Once you realize you have no control over they players and their actions, it is very tempting to put the clever and interesting NPCs you have created into the drivers seat of an adventure. Suddenly the NPCs are making all the choices and telling the player characters where to go and what to do. It makes things very simple as a writer, but if in heavy doses, it makes the players feel like passengers on a train or workers on an assembly line. The players should feel like the stars of the story, the most important decisionmakers. Stories featuring active Villains should have some element of those opposing forces driving the plot and story, but in the end, it should be the player characters that determine the outcome, wresting control from the antagonists.

That doesn’t mean you can’t use NPCs to help build the story and interact with the players. You can even have NPCs give orders if they are in a position of authority, but those orders should be about setting the goals for the players, not how to achieve them. The only time an NPC should be solving a problem for the players is if they have chosen to ask the NPC for help.

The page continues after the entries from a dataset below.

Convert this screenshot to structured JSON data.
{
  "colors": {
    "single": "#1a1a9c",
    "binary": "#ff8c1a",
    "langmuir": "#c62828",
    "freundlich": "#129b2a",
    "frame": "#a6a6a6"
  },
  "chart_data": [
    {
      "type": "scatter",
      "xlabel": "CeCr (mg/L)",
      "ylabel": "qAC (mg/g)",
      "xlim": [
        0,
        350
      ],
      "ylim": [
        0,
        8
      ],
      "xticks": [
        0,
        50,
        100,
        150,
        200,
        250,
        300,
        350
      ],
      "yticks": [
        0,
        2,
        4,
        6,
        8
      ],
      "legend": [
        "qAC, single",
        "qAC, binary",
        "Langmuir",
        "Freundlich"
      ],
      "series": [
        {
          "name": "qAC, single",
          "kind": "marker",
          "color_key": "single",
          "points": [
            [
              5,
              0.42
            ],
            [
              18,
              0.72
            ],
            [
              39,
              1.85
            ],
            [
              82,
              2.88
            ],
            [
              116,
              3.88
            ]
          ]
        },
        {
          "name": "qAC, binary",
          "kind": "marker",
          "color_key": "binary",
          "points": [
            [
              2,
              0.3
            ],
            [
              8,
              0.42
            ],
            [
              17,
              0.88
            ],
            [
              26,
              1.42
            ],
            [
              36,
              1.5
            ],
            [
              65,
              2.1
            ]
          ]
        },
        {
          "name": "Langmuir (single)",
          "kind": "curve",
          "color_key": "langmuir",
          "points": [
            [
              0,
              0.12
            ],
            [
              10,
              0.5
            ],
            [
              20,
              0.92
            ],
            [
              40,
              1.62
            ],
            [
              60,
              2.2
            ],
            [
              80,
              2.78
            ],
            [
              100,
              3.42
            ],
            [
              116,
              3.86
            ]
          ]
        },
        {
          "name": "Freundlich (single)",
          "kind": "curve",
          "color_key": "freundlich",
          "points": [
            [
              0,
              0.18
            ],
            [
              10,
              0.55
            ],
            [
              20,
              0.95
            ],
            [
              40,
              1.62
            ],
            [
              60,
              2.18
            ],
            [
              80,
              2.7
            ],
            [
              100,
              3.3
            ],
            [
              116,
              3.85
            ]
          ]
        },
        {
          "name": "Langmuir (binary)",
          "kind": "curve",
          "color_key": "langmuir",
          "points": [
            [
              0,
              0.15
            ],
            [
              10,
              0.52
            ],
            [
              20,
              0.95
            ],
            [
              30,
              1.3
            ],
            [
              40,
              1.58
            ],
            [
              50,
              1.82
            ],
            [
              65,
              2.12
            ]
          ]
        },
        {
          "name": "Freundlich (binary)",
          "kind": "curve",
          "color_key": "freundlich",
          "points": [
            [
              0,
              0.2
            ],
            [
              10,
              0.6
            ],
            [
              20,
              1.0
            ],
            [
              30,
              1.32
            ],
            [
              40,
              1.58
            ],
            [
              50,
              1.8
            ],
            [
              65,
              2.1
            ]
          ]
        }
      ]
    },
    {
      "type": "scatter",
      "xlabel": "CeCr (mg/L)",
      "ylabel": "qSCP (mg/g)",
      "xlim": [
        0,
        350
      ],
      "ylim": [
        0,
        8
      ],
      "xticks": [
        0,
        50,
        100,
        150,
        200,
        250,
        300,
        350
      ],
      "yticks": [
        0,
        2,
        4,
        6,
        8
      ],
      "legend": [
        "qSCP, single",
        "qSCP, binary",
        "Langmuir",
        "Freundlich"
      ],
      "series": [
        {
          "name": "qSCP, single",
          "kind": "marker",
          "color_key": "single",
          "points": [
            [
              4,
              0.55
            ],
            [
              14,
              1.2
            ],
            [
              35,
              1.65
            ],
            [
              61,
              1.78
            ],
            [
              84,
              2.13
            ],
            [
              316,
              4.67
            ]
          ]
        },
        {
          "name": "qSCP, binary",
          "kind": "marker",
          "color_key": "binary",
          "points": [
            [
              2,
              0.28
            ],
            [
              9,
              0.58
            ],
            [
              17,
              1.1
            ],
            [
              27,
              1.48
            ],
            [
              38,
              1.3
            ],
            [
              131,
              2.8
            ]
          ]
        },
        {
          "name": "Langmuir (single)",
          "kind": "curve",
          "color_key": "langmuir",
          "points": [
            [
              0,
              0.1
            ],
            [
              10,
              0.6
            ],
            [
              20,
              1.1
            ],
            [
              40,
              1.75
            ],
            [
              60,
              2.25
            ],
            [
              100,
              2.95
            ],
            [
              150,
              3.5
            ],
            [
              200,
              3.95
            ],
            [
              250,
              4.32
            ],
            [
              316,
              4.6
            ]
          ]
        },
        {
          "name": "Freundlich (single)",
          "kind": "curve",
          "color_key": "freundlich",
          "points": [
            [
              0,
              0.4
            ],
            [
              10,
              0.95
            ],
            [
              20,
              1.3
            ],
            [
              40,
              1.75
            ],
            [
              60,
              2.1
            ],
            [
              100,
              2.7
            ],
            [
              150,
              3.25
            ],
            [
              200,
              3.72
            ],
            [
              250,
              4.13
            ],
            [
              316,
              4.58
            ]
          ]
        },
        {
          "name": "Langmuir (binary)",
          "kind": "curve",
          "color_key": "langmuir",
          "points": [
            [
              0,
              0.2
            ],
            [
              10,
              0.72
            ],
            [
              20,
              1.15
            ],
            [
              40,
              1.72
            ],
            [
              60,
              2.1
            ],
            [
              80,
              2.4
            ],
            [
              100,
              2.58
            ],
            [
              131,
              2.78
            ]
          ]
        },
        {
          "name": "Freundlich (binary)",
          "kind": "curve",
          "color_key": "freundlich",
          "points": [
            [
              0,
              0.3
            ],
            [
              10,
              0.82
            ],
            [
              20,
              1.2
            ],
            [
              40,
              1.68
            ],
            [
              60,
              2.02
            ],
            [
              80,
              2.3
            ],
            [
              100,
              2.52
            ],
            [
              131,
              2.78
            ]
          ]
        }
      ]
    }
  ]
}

The excitement of overcoming challenges is the main thrill of being a player, so you should do anything you can to avoid taking that glory away from them.

Minding Motivations

Motivations are very important for an adventure. For the most part, players are pretty good at understanding the overall vibe of an adventure and following along with it. If you have an adventure about getting a fabulous treasure, the heroes will mostly adopt that goal. If you have an adventure about saving a town, they will mostly think about the safety of the villagers. If you have a story about stopping a villain, they will generally hunt them down and kill them. Once you have set any kind of expectation at the start of the adventure, you write subsequent encounters with those overarching goals in mind. If you set up an expectation of a diplomatic mission, and then write nothing but combat encounters, you will have many players bending over backwards to avoid the fights you have planned and being frustrated that the adventure seems to be setting them up for failure. Its fine if you have some kind of plot twist that changes the context, but you need to signal clearly that this is what is happening so players can adjust their motivational outlook. So the key here is to check every encounter against the motivations you intrinsically set up for the players at the beginning of the adventure and rework anything that unintentionally expects players to behave in a way contrary to that motivation.

Final Thoughts

In Role Playing, there are no hard and fast rules, but there are generally good and generally bad practices. Its always a good practice to protect player agency whenever you can. You can think of it as a kind of glass wall between you as the writer and the players. You get to say what is out there in the world, but you don’t get to reach through the glass and control the player characters. The more you respect that wall, the better you will get at creating adventures that feel natural to players even when you have imagined their journey long before they set out on it. Any rough patches, the GM is there to handle while you give them all the support they need. If you do your job well, every group of players will have a unique experience playing the adventure that is driven both by your work, the GMs creativity, and the player’s imaginations.